El problema, una vez más, es para España como Estado. Pues de él forman parte tanto el poder ejecutivo, y el legislativo que han aprobado las leyes y ratificado los tratados que han situado a España en esa posición, como el judicial que los aplica. Y es un problema, no sólo por los efectos en el sentido de Comunidad Iberoamericana o las relaciones entre Madrid y Washington, u otros intereses, como las inversiones en América Latina, sino, ante todo, porque este país, a través de su Gobierno y en ocasiones su Parlamento, ha avalado y fomentado procesos de transición en algunos países de América Latina, basados en el realismo y en su propia experiencia. Pasó en Chile -en la Embajada de España se fraguó en parte la transición chilena-; ocurrió con Guatemala (donde sin embargo se sigue matando a gente, y no cabe hablar siquiera de transición) y con otros países en el llamado Proceso de Contadora. España no entró ni dejó de entrar en cuestiones de amnistía o impunidad. Pero resulta difícil de entender que, como Estado, por un lado avale unas transiciones y por otra persiga sus carencias. Pero quizás el problema mayor, y el que importa, al cabo, es para los propios países afectados. No es seguro -la impresión varió según momentos, y sigue variando- que el caso Pinochet haya contribuido a la transición chilena hacia una democracia plena y no tutelada, aunque sí a dejar por los suelos la imagen del exdictador.

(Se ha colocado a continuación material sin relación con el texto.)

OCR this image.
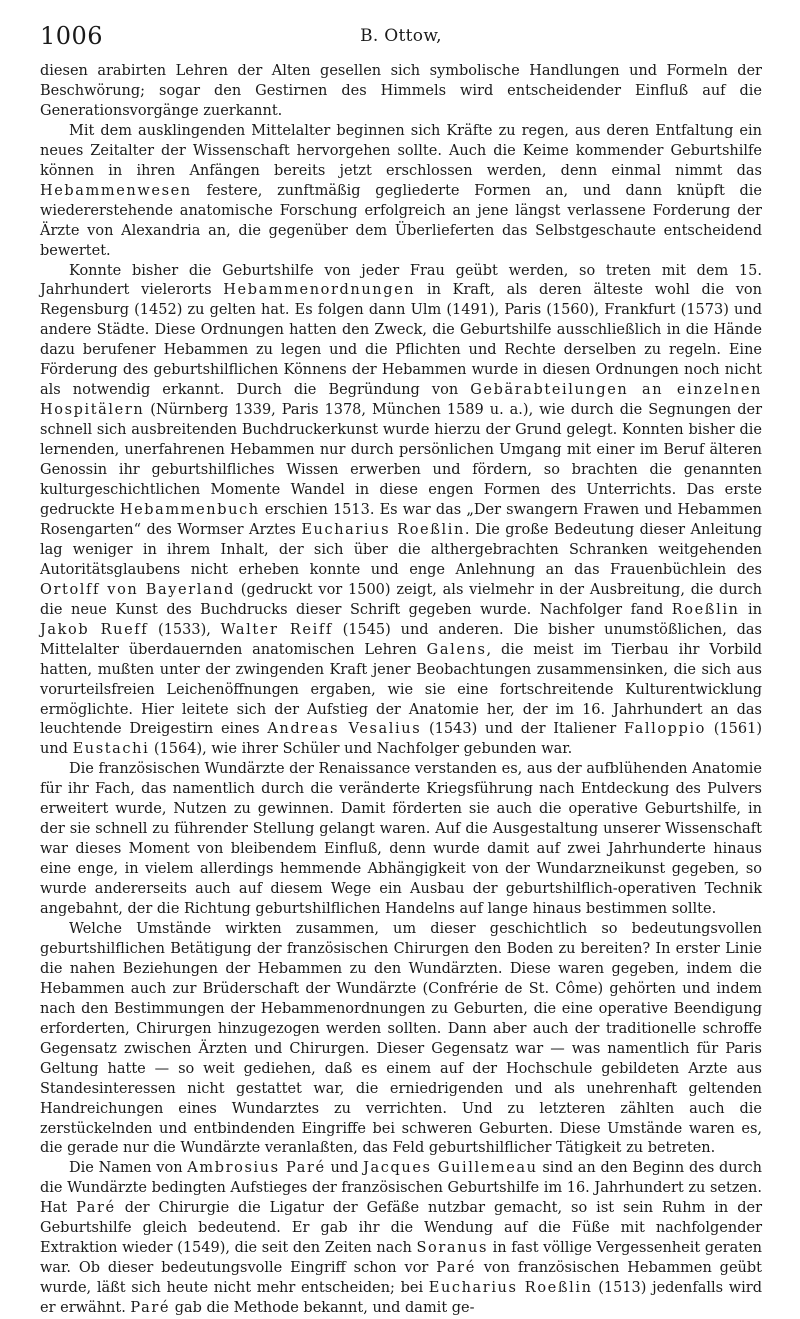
1006	B. Ottow,

diesen arabirten Lehren der Alten gesellen sich symbolische Handlungen und Formeln der Beschwörung; sogar den Gestirnen des Himmels wird entscheidender Einfluß auf die Generationsvorgänge zuerkannt.

Mit dem ausklingenden Mittelalter beginnen sich Kräfte zu regen, aus deren Entfaltung ein neues Zeitalter der Wissenschaft hervorgehen sollte. Auch die Keime kommender Geburtshilfe können in ihren Anfängen bereits jetzt erschlossen werden, denn einmal nimmt das Hebammenwesen festere, zunftmäßig gegliederte Formen an, und dann knüpft die wiedererstehende anatomische Forschung erfolgreich an jene längst verlassene Forderung der Ärzte von Alexandria an, die gegenüber dem Überlieferten das Selbstgeschaute entscheidend bewertet.

Konnte bisher die Geburtshilfe von jeder Frau geübt werden, so treten mit dem 15. Jahrhundert vielerorts Hebammenordnungen in Kraft, als deren älteste wohl die von Regensburg (1452) zu gelten hat. Es folgen dann Ulm (1491), Paris (1560), Frankfurt (1573) und andere Städte. Diese Ordnungen hatten den Zweck, die Geburtshilfe ausschließlich in die Hände dazu berufener Hebammen zu legen und die Pflichten und Rechte derselben zu regeln. Eine Förderung des geburtshilflichen Könnens der Hebammen wurde in diesen Ordnungen noch nicht als notwendig erkannt. Durch die Begründung von Gebärabteilungen an einzelnen Hospitälern (Nürnberg 1339, Paris 1378, München 1589 u. a.), wie durch die Segnungen der schnell sich ausbreitenden Buchdruckerkunst wurde hierzu der Grund gelegt. Konnten bisher die lernenden, unerfahrenen Hebammen nur durch persönlichen Umgang mit einer im Beruf älteren Genossin ihr geburtshilfliches Wissen erwerben und fördern, so brachten die genannten kulturgeschichtlichen Momente Wandel in diese engen Formen des Unterrichts. Das erste gedruckte Hebammenbuch erschien 1513. Es war das „Der swangern Frawen und Hebammen Rosengarten“ des Wormser Arztes Eucharius Roeßlin. Die große Bedeutung dieser Anleitung lag weniger in ihrem Inhalt, der sich über die althergebrachten Schranken weitgehenden Autoritätsglaubens nicht erheben konnte und enge Anlehnung an das Frauenbüchlein des Ortolff von Bayerland (gedruckt vor 1500) zeigt, als vielmehr in der Ausbreitung, die durch die neue Kunst des Buchdrucks dieser Schrift gegeben wurde. Nachfolger fand Roeßlin in Jakob Rueff (1533), Walter Reiff (1545) und anderen. Die bisher unumstößlichen, das Mittelalter überdauernden anatomischen Lehren Galens, die meist im Tierbau ihr Vorbild hatten, mußten unter der zwingenden Kraft jener Beobachtungen zusammensinken, die sich aus vorurteilsfreien Leichenöffnungen ergaben, wie sie eine fortschreitende Kulturentwicklung ermöglichte. Hier leitete sich der Aufstieg der Anatomie her, der im 16. Jahrhundert an das leuchtende Dreigestirn eines Andreas Vesalius (1543) und der Italiener Falloppio (1561) und Eustachi (1564), wie ihrer Schüler und Nachfolger gebunden war.

Die französischen Wundärzte der Renaissance verstanden es, aus der aufblühenden Anatomie für ihr Fach, das namentlich durch die veränderte Kriegsführung nach Entdeckung des Pulvers erweitert wurde, Nutzen zu gewinnen. Damit förderten sie auch die operative Geburtshilfe, in der sie schnell zu führender Stellung gelangt waren. Auf die Ausgestaltung unserer Wissenschaft war dieses Moment von bleibendem Einfluß, denn wurde damit auf zwei Jahrhunderte hinaus eine enge, in vielem allerdings hemmende Abhängigkeit von der Wundarzneikunst gegeben, so wurde andererseits auch auf diesem Wege ein Ausbau der geburtshilflich-operativen Technik angebahnt, der die Richtung geburtshilflichen Handelns auf lange hinaus bestimmen sollte.

Welche Umstände wirkten zusammen, um dieser geschichtlich so bedeutungsvollen geburtshilflichen Betätigung der französischen Chirurgen den Boden zu bereiten? In erster Linie die nahen Beziehungen der Hebammen zu den Wundärzten. Diese waren gegeben, indem die Hebammen auch zur Brüderschaft der Wundärzte (Confrérie de St. Côme) gehörten und indem nach den Bestimmungen der Hebammenordnungen zu Geburten, die eine operative Beendigung erforderten, Chirurgen hinzugezogen werden sollten. Dann aber auch der traditionelle schroffe Gegensatz zwischen Ärzten und Chirurgen. Dieser Gegensatz war — was namentlich für Paris Geltung hatte — so weit gediehen, daß es einem auf der Hochschule gebildeten Arzte aus Standesinteressen nicht gestattet war, die erniedrigenden und als unehrenhaft geltenden Handreichungen eines Wundarztes zu verrichten. Und zu letzteren zählten auch die zerstückelnden und entbindenden Eingriffe bei schweren Geburten. Diese Umstände waren es, die gerade nur die Wundärzte veranlaßten, das Feld geburtshilflicher Tätigkeit zu betreten.

Die Namen von Ambrosius Paré und Jacques Guillemeau sind an den Beginn des durch die Wundärzte bedingten Aufstieges der französischen Geburtshilfe im 16. Jahrhundert zu setzen. Hat Paré der Chirurgie die Ligatur der Gefäße nutzbar gemacht, so ist sein Ruhm in der Geburtshilfe gleich bedeutend. Er gab ihr die Wendung auf die Füße mit nachfolgender Extraktion wieder (1549), die seit den Zeiten nach Soranus in fast völlige Vergessenheit geraten war. Ob dieser bedeutungsvolle Eingriff schon vor Paré von französischen Hebammen geübt wurde, läßt sich heute nicht mehr entscheiden; bei Eucharius Roeßlin (1513) jedenfalls wird er erwähnt. Paré gab die Methode bekannt, und damit ge-
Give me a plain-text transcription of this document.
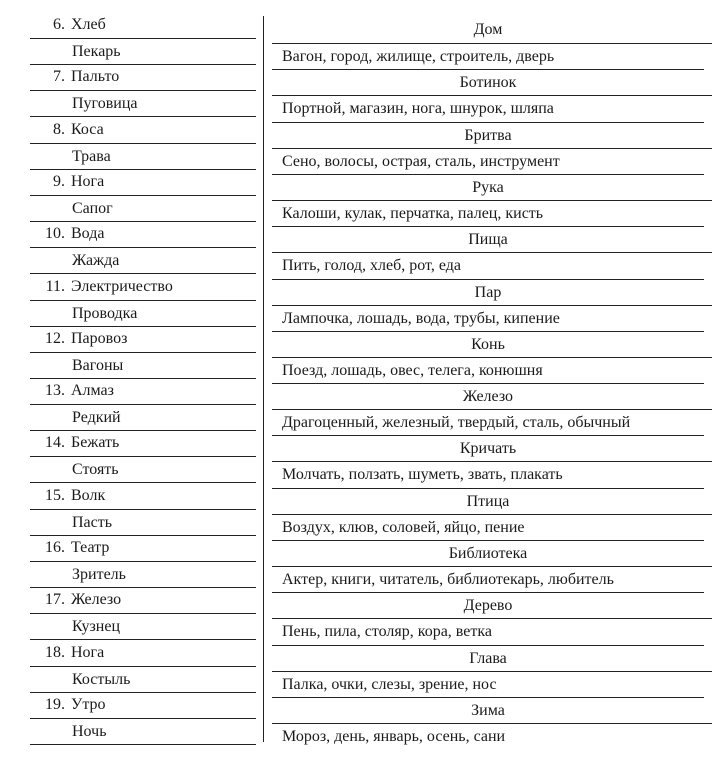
6. Хлеб
Пекарь
7. Пальто
Пуговица
8. Коса
Трава
9. Нога
Сапог
10. Вода
Жажда
11. Электричество
Проводка
12. Паровоз
Вагоны
13. Алмаз
Редкий
14. Бежать
Стоять
15. Волк
Пасть
16. Театр
Зритель
17. Железо
Кузнец
18. Нога
Костыль
19. Утро
Ночь
Дом
Вагон, город, жилище, строитель, дверь
Ботинок
Портной, магазин, нога, шнурок, шляпа
Бритва
Сено, волосы, острая, сталь, инструмент
Рука
Калоши, кулак, перчатка, палец, кисть
Пища
Пить, голод, хлеб, рот, еда
Пар
Лампочка, лошадь, вода, трубы, кипение
Конь
Поезд, лошадь, овес, телега, конюшня
Железо
Драгоценный, железный, твердый, сталь, обычный
Кричать
Молчать, ползать, шуметь, звать, плакать
Птица
Воздух, клюв, соловей, яйцо, пение
Библиотека
Актер, книги, читатель, библиотекарь, любитель
Дерево
Пень, пила, столяр, кора, ветка
Глава
Палка, очки, слезы, зрение, нос
Зима
Мороз, день, январь, осень, сани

El mundo ha cambiado de sistema, con el nacimiento de una globalización judicial que rompe esquemas anteriores. Pero aún es un mundo caótico, sin reglas claras, por construir. Y en el torbellino, una institución como la Audiencia Nacional se convierte en Audiencia Supernacional, cuando no estaba pensada para ello. Pero también debe ser porque ahora nos creemos que somos los buenos, o al menos que podemos resolver entuertos ajenos presentes e incluso pasados, y que si no lo hacemos nosotros, nadie lo hará.